The Georgetown report does not offer any conclusions about how the firms performed in terms of gross revenue last year. A recent study from Wells Fargo Private Bank’s Legal Specialty Group, however, found that gross revenue rose 5 percent in 2012 among its survey of 100 firms, including more than 50 in the Am Law 100. The Wells survey found profits within that group rose 5 percent on average in 2012.

So far, several Am Law firms have exceeded those averages, according to The American Lawyer‘s early Am Law 100 reporting.

At Irell & Manella, for instance, preliminary numbers show the firm enjoying a 19 percent surge in profits, to $3.42 million per equity partner. Baker & Hostetler, meanwhile, saw its profits jump 10 percent, to $930,000. DLA Piper profits per partner rose a more modest 6.9 percent, to $1.3 million.

At the other end of the spectrum, several firms did see their profits slide last year, according to early reporting.
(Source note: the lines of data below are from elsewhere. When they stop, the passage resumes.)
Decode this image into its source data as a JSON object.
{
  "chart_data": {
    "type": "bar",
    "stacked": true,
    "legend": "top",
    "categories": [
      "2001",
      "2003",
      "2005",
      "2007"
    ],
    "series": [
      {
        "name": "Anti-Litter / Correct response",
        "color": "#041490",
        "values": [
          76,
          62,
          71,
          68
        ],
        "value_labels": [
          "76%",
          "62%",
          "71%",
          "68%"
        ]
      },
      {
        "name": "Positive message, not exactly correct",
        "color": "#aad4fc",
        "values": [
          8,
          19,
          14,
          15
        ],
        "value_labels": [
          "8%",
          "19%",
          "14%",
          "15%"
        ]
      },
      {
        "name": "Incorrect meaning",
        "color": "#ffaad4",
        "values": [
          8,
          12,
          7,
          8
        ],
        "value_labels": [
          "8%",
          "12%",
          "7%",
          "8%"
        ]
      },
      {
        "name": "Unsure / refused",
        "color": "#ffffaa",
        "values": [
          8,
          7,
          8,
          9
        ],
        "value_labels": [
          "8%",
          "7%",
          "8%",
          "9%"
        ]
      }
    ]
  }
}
McDermott Will & Emery’s profits dropped 2.7 percent, to $1.46 million, while Jenner & Block’s slipped 3.6 percent, to $1.49 million.
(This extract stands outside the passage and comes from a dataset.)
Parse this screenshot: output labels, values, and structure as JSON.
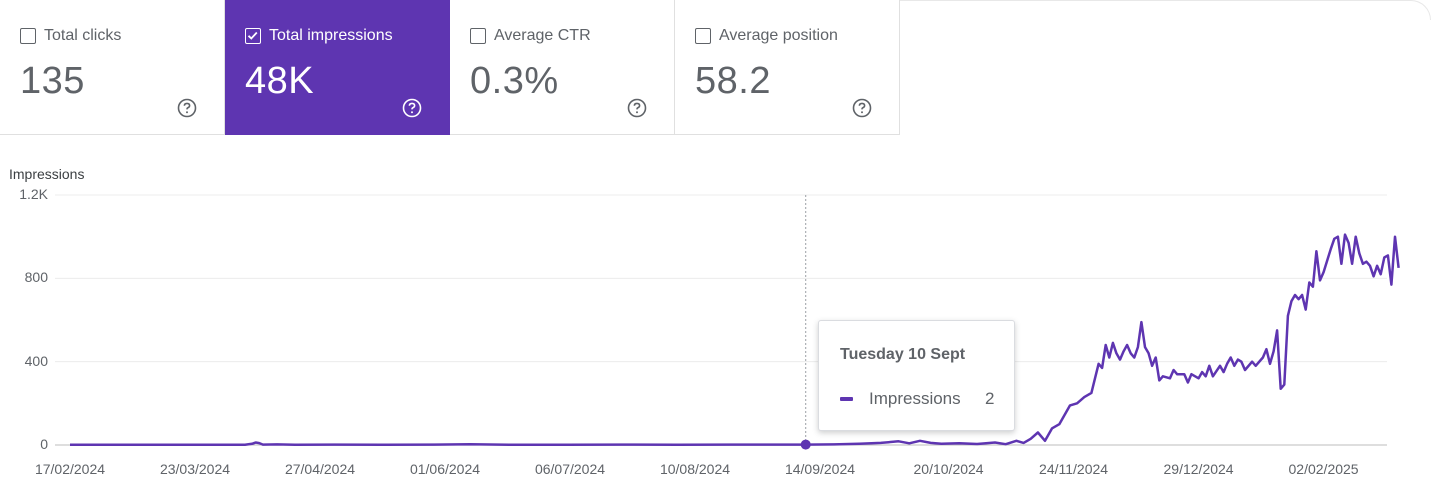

The Georgetown-Peer Monitor study also found that demand for legal services increased just 0.5 percent last year, based on the number of billable hours logged by firms that report to Peer Monitor. Labor and employment lawyers saw the biggest increase, 4.1 percent, while litigators’ were off slightly and corporate lawyers racked up 1.2 percent more billable hours.

The number of lawyers in U.S. firms, however, increased by 2 percent in 2012, according to the report, contributing to what the authors call an overcapacity in the market.

Among the study’s other findings:

• Though law firms laid off thousands of lawyers during the downturn, their productivity—as measured by hours logged per lawyer—remained relatively constant between 2009 and 2012.

• Billing rates rose an average of 3.4 percent in 2012, from $464 per hour to $507, compared with an average annual increase of between 6 8 percent prior to the recession.

• Realization rates were 82.8 percent among Am Law 100 firms and 85 percent among Second Hundred firms in 2012—figures the report describes historic lows.

• Competition is increasing among firms, meaning "the only way (short of a merger) for a firm to capture market share is to take it from another firm."

Echoing the message embedded in a state-of-the-industry report issued by Citi Private Bank’s Law Firm Group and Hildebrandt Consulting last month, the Georgetown-Peer Monitor reports says law firms will never revisit their pre-recession heyday. In fact, the report’s authors even dismiss the success firms had in the decade prior to 2008, homing in on annual billing rate increases "that bore little relationship to what was going on in the broader economy" largely driving up profits.

"The cumulative impact of these increases over time," the report states, "created a trajectory that was simply unsustainable."